Understand and use Git with Pantheon.


Pantheon provides industry standard version control with Git. Pantheon uses Git to make sure all code is stored, versioned, and deployed both safely and predictably. We also give you the power of feature branching through Multidev.

Git is an open source version control system. It’s fast, secure, and reliable, and supports both simple versioning or complex, distributed, non-linear workflows for hundreds of contributors.

Every Pantheon website comes with a preconfigured container that stores your Git repository so your code and history are always available.

Git Workflow

Git is the version control tool at the heart of the Pantheon WebOps

workflow. It's a good way to streamline your website operations if you like to develop locally. You can develop locally, commit, and push to master to deploy code into your Pantheon Development environment.

You can use the connection information in your dashboard and copy it into your terminal to clone the repository to your local environment. This also syncs your local with the remote version of the code. All changes you make are periodically committed locally and pushed to the remote.

Git allows you to create a parallel version or branch of your current codebase and maintain the current version while you build the new one. This is useful if you're working on more than one version of the code, for example both the current and future version of your website.

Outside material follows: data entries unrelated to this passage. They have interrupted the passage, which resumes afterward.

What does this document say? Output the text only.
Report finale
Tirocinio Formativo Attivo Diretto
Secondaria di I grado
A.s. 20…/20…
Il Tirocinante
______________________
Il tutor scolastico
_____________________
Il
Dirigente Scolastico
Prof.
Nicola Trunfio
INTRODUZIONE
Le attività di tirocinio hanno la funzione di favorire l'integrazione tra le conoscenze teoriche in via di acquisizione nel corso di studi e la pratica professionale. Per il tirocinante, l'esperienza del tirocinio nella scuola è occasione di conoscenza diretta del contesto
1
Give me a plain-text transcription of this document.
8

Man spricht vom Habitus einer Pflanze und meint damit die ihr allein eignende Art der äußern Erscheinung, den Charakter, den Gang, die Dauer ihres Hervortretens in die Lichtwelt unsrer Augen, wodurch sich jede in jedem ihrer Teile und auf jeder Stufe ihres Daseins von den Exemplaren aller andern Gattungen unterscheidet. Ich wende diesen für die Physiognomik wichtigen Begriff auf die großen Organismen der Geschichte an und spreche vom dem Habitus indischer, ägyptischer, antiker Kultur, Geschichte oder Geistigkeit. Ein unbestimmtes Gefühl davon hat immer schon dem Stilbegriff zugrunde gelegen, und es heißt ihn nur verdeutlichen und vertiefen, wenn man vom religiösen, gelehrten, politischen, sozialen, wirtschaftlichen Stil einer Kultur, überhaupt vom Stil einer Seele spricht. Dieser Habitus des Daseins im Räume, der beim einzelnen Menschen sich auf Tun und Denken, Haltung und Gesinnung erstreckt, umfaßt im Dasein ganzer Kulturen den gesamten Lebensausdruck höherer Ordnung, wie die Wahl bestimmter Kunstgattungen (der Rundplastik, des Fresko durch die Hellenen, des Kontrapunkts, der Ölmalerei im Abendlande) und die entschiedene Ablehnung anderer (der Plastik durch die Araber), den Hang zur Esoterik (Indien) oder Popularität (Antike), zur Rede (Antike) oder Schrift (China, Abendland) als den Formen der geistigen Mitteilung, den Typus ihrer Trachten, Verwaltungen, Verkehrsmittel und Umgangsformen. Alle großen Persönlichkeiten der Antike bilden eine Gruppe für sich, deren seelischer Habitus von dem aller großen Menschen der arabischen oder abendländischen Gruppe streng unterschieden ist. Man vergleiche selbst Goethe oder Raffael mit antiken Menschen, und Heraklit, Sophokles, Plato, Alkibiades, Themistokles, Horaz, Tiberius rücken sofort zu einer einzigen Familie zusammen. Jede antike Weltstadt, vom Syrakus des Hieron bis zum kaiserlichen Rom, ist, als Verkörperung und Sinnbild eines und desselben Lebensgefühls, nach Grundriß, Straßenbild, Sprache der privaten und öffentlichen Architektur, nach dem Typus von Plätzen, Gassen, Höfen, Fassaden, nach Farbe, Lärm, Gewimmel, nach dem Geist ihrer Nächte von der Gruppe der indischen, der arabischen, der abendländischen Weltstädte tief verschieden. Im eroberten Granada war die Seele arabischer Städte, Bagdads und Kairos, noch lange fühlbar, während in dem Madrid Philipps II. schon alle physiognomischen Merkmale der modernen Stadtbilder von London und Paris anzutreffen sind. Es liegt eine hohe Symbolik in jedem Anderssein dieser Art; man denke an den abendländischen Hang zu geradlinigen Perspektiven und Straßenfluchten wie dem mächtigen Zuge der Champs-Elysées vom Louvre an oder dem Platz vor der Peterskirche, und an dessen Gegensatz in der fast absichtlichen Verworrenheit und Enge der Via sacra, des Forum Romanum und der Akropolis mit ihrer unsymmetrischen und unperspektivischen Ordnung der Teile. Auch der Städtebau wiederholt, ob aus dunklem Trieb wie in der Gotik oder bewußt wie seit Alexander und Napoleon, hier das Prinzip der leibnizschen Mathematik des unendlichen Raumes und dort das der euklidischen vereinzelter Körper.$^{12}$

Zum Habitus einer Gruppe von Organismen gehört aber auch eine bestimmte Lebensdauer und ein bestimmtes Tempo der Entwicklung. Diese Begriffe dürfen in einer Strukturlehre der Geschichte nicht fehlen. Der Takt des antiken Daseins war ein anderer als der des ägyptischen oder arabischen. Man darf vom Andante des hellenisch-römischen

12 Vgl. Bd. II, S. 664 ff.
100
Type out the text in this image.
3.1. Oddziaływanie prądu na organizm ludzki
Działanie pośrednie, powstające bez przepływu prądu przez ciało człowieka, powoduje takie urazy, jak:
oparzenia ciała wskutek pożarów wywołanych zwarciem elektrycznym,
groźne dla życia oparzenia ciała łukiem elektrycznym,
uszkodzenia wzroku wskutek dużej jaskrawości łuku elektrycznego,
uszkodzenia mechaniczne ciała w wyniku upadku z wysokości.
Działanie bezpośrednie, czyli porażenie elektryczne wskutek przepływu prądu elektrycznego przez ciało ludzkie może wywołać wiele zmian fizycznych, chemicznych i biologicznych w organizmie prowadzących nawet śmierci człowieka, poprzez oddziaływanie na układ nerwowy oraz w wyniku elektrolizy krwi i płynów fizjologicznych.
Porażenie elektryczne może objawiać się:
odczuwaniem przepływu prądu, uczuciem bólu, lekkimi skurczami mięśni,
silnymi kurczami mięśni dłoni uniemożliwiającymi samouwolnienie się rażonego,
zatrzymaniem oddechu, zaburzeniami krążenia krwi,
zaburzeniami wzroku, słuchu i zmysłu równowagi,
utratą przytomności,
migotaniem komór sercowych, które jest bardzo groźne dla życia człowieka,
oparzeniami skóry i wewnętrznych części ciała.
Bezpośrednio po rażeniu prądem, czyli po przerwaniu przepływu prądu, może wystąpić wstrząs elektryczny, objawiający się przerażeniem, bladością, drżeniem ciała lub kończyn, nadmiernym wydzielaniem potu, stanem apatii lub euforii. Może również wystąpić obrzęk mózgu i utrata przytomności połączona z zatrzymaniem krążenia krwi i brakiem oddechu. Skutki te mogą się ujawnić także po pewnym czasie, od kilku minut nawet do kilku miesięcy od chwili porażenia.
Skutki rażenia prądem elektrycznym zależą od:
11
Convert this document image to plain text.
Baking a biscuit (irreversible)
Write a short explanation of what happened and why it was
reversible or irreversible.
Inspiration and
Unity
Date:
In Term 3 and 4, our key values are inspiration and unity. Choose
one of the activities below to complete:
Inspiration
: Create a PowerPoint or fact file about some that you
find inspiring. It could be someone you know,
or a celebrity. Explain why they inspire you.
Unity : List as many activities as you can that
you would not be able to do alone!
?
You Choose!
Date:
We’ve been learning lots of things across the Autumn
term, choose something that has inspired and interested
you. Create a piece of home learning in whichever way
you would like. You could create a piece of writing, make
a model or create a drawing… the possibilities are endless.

You can push this new version of your website to the Pantheon platform, and then build an environment around it with Multidev.

Your changes are sent up the pipeline to your Live environment when you commit. Git allows you to quickly revert changes without the risk of restoring the entire environment from a backup if a bug makes it past your automated testing.

Build and Deploy Terminology

Build and deploy are terms you'll encounter frequently. Your application goes through a build and deploy process every time you push a change to your repository through Git or activate an environment.

The build process runs before deploy and scans configuration files in your repository and assembles the necessary containers. The build then prepares your application, including:

  • Compiling
  • Linking
  • Uploading artifacts

The deploy process uses the build containers to create an updated version of the live application.